The Highland Hospice was given half a million shares - a 19% holding worth hundreds of thousands of pounds - by an anonymous donor as a gift last year.
The hospice did not want to be involved in the running of the team, but welcomed the chance to raise funds.
Three local businessmen have bought the shares.
Alan Savage, Iain McGilvray and Dougie McGilvray have each purchased one third of the hospice's shareholding in the Scottish Championship club.
Dougie McGilvray said: "We are delighted to have assisted Highland Hospice in converting the shares into funds to support the wonderful care they offer the local community.

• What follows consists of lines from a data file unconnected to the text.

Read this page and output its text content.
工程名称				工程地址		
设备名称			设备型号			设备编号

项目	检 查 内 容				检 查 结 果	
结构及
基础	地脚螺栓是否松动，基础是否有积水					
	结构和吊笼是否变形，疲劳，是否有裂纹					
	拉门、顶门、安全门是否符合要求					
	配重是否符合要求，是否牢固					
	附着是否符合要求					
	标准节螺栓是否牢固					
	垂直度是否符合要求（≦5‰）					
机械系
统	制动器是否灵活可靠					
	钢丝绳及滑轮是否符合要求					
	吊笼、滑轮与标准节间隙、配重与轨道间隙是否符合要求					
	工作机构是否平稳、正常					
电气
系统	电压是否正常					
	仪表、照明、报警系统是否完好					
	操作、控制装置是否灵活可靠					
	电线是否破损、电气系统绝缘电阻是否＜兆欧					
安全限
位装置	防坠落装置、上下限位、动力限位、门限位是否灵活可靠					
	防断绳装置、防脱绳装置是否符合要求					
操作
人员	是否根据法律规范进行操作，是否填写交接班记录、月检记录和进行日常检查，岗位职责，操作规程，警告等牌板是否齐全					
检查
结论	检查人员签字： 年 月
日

"It is our belief that ICTFC has to move forward both on and off the pitch and play a major part in the community.
"We wish to see good governance, transparency and leadership within the board and to make sure that all the fans and all the shareholders have a say in the way forward."
Mr McGilvray added: "At the next AGM it is our intention to propose to the shareholders two candidates for election to the board.
"We would like to thank all board members past and present for their contributions in taking the club forward and hope that the residents and businesses of the city of Inverness will continue to get behind the club and assist it in moving forward."
The 19% shareholding in the club was given as a gift to the Highland Hospice by an anonymous donor in January 2016 as part of the charity's appeal to fund the building of a new Hospice Inpatient Unit.
Forbes Duthie, chairman of the hospice's board of trustees, said: "We would like to thank the donor of these shares for their generosity in supporting our appeal and also the three buyers for their ongoing support of Highland Hospice.
"With the facilities in Inverness fully upgraded we intend to use these funds to underpin the continued growth of services to support all those in need of palliative care across the whole of the Highlands."